En l’espace de 20 ans, en moyenne, les enfants ont perdu 1h 30 de sommeil par jour.

Nous n’avons pas tous le même rythme circadien (journalier)  qui fluctue avec l’âge, avec les conditions de vie, de travail. Ce sont les élèves les plus en difficulté qui sont les plus dépendants des rythmes, en particulier pour le démarrage de la journée.

Et pourtant on impose la même durée scolaire pour des élèves de maternelle (3 ans) et de primaire (10 ans) !

Si l’on respectait les rythmes des enfants (suivant en cela les travaux des chronobiologistes) on ne leur proposerait un travail intellectuel qu’entre 9h30 et 11h30 et 14h30 et 15h30/16h.
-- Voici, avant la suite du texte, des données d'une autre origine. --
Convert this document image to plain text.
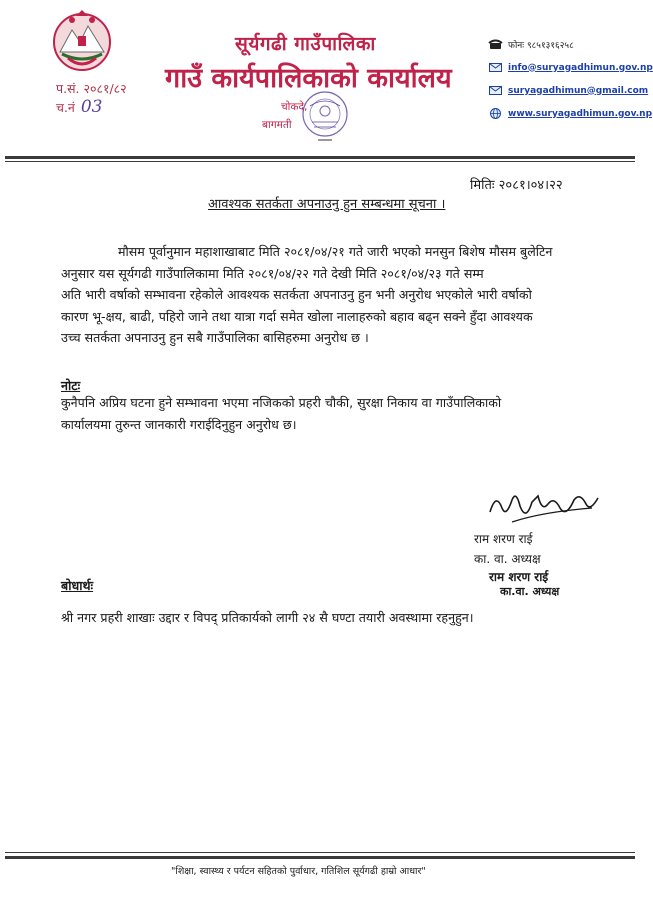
प.सं. २०८१/८२
च.नं 03
सूर्यगढी गाउँपालिका
गाउँ कार्यपालिकाको कार्यालय
चोकदे,
बागमती
फोनः ९८५१३१६२५८
info@suryagadhimun.gov.np
suryagadhimun@gmail.com
www.suryagadhimun.gov.np
मितिः २०८१।०४।२२
आवश्यक सतर्कता अपनाउनु हुन सम्बन्धमा सूचना ।
मौसम पूर्वानुमान महाशाखाबाट मिति २०८१/०४/२१ गते जारी भएको मनसुन बिशेष मौसम बुलेटिन
अनुसार यस सूर्यगढी गाउँपालिकामा मिति २०८१/०४/२२ गते देखी मिति २०८१/०४/२३ गते सम्म
अति भारी वर्षाको सम्भावना रहेकोले आवश्यक सतर्कता अपनाउनु हुन भनी अनुरोध भएकोले भारी वर्षाको
कारण भू-क्षय, बाढी, पहिरो जाने तथा यात्रा गर्दा समेत खोला नालाहरुको बहाव बढ्न सक्ने हुँदा आवश्यक
उच्च सतर्कता अपनाउनु हुन सबै गाउँपालिका बासिहरुमा अनुरोध छ ।
नोटः
कुनैपनि अप्रिय घटना हुने सम्भावना भएमा नजिकको प्रहरी चौकी, सुरक्षा निकाय वा गाउँपालिकाको
कार्यालयमा तुरुन्त जानकारी गराईदिनुहुन अनुरोध छ।
राम शरण राई
का. वा. अध्यक्ष
राम शरण राई
का.वा. अध्यक्ष
बोधार्थः
श्री नगर प्रहरी शाखाः उद्दार र विपद् प्रतिकार्यको लागी २४ सै घण्टा तयारी अवस्थामा रहनुहुन।
"शिक्षा, स्वास्थ्य र पर्यटन सहितको पुर्वाधार, गतिशिल सूर्यगढी हाम्रो आधार"
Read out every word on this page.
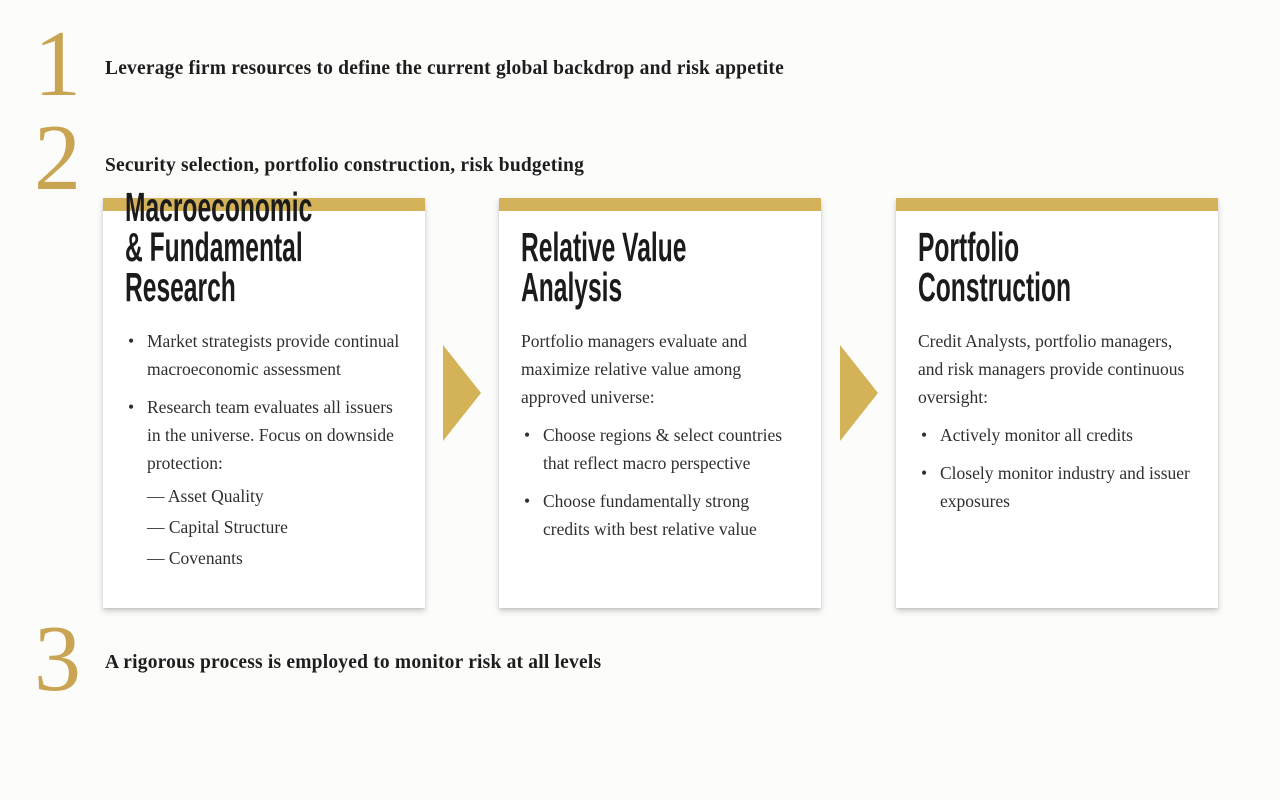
1 Leverage firm resources to define the current global backdrop and risk appetite
2 Security selection, portfolio construction, risk budgeting
Macroeconomic & Fundamental Research
• Market strategists provide continual macroeconomic assessment
• Research team evaluates all issuers in the universe. Focus on downside protection:
— Asset Quality
— Capital Structure
— Covenants
Relative Value Analysis

Portfolio managers evaluate and maximize relative value among approved universe:

• Choose regions & select countries that reflect macro perspective
• Choose fundamentally strong credits with best relative value
Portfolio Construction

Credit Analysts, portfolio managers, and risk managers provide continuous oversight:

• Actively monitor all credits
• Closely monitor industry and issuer exposures
3 A rigorous process is employed to monitor risk at all levels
La neurophysiologie nous apprend que notre cerveau a besoin de faire des pauses structurantes régulières. Apprendre nécessite une fluctauation de nos états de conscience. Qui s’en préoccupe aujourd’hui?
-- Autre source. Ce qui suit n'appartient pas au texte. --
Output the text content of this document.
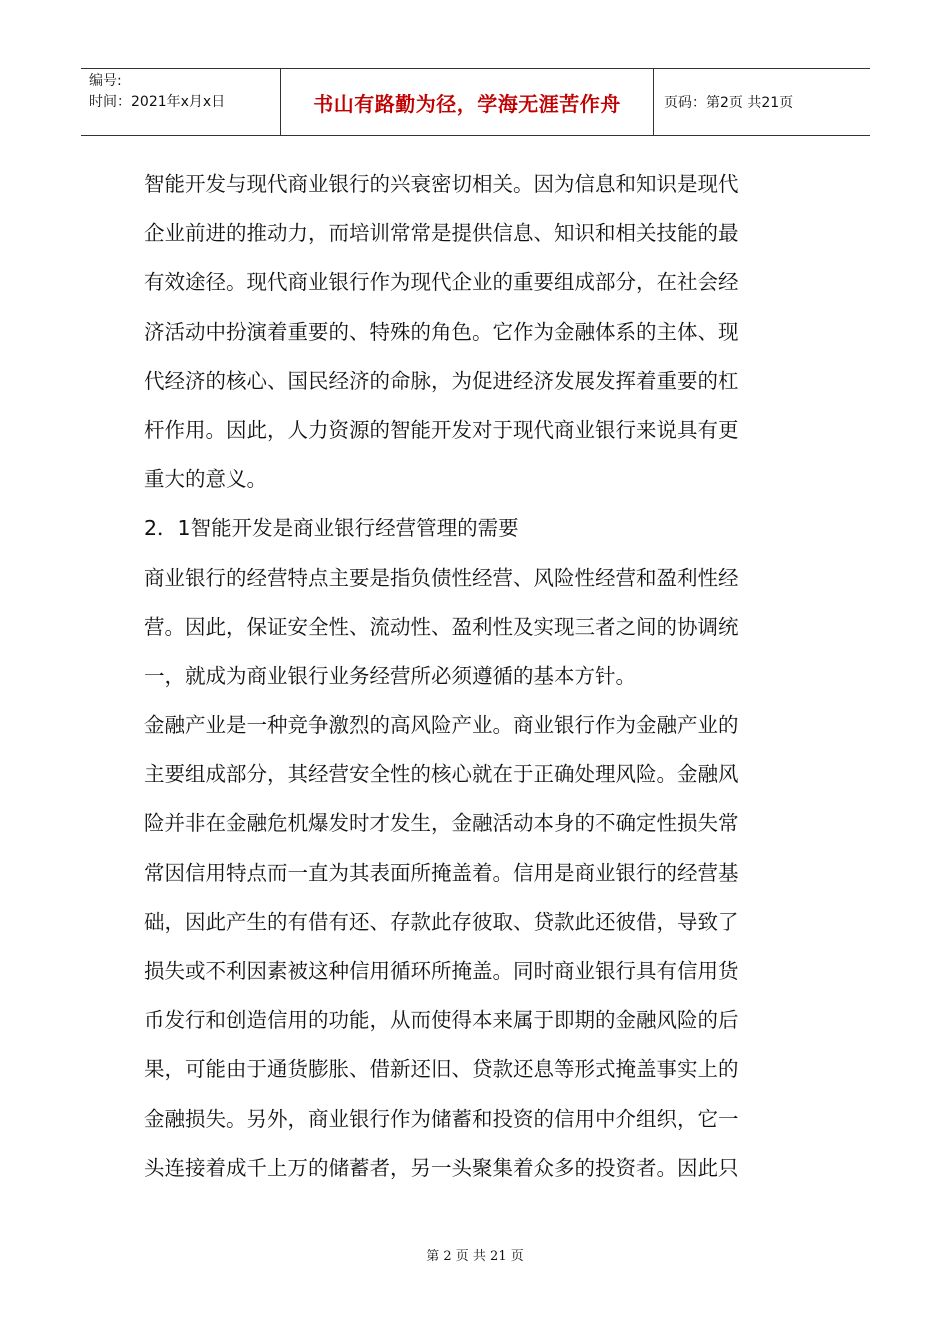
编号:
时间：2021年x月x日	书山有路勤为径，学海无涯苦作舟	页码：第2页 共21页
智能开发与现代商业银行的兴衰密切相关。因为信息和知识是现代
企业前进的推动力，而培训常常是提供信息、知识和相关技能的最
有效途径。现代商业银行作为现代企业的重要组成部分，在社会经
济活动中扮演着重要的、特殊的角色。它作为金融体系的主体、现
代经济的核心、国民经济的命脉，为促进经济发展发挥着重要的杠
杆作用。因此，人力资源的智能开发对于现代商业银行来说具有更
重大的意义。
2．1智能开发是商业银行经营管理的需要
商业银行的经营特点主要是指负债性经营、风险性经营和盈利性经
营。因此，保证安全性、流动性、盈利性及实现三者之间的协调统
一，就成为商业银行业务经营所必须遵循的基本方针。
金融产业是一种竞争激烈的高风险产业。商业银行作为金融产业的
主要组成部分，其经营安全性的核心就在于正确处理风险。金融风
险并非在金融危机爆发时才发生，金融活动本身的不确定性损失常
常因信用特点而一直为其表面所掩盖着。信用是商业银行的经营基
础，因此产生的有借有还、存款此存彼取、贷款此还彼借，导致了
损失或不利因素被这种信用循环所掩盖。同时商业银行具有信用货
币发行和创造信用的功能，从而使得本来属于即期的金融风险的后
果，可能由于通货膨胀、借新还旧、贷款还息等形式掩盖事实上的
金融损失。另外，商业银行作为储蓄和投资的信用中介组织，它一
头连接着成千上万的储蓄者，另一头聚集着众多的投资者。因此只
第 2 页 共 21 页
« Dormir, rêver, c’est préparer demain en ayant compris et intégré hier. » Jacques Revel

Henry Poulizac nous rappelle que le sommeil est très important pour l’enfant surtout dans deux de ses phases : le sommeil profond pendant lequel l’organisme sécrète l’hormone de croissance

et les phases de rêves, le sommeil paradoxal (ceux du début de nuit consolident, renforcent et structurent les apprentissages, ceux fin de nuit sont plus liés à l’affectivité). La diminution de ces plages de rêve provoque l’apathie, la nervosité ou le stress.
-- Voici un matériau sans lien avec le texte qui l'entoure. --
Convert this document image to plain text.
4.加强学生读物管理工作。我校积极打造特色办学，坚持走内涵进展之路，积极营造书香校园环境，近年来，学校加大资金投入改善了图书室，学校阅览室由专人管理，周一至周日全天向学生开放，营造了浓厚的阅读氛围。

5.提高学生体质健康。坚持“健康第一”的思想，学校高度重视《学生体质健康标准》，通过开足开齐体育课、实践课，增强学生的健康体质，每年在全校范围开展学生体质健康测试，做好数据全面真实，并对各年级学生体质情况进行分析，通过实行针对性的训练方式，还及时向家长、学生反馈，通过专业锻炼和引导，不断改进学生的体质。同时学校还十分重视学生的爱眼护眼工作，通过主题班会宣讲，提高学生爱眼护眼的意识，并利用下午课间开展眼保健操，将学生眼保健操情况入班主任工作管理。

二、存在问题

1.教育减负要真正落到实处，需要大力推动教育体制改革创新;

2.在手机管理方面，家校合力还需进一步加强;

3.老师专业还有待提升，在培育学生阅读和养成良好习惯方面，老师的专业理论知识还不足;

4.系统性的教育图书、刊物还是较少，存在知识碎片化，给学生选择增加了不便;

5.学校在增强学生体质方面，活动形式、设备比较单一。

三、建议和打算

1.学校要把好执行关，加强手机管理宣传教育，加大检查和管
Le temps de sommeil a un lien direct avec la performance scolaire.

D’où la nécessité d’informer les parents sur la nécessité de ces temps essentiels à notre vie psychique . Mais ce n’est pas un temps standard pour tous ; il faut observer l’enfant et sa durée de sommeil pendant les vacances (où il suit vraiment son rythme propre) pour connaître ses vrais besoins. La sieste ne compense pas la nuit…

Répartition du travail sur la semaine

François Testut et Georges Fotinos pensent que le système de 4 journées « sèches » est catastrophique.

Si, pendant les coupures (mercredi – samedi), l’enfant participe à des activités post et périscolaires, ses performances ne fluctuent guère.

Mais la coupure des deux jours du week-end provoque une désynchronisation des rythmes et lorsqu’elle est installée il est très difficile de retrouver un équilibre journalier.

Il faudrait diminuer le temps de travail de la journée et différencier la durée de présence en classe selon les âges.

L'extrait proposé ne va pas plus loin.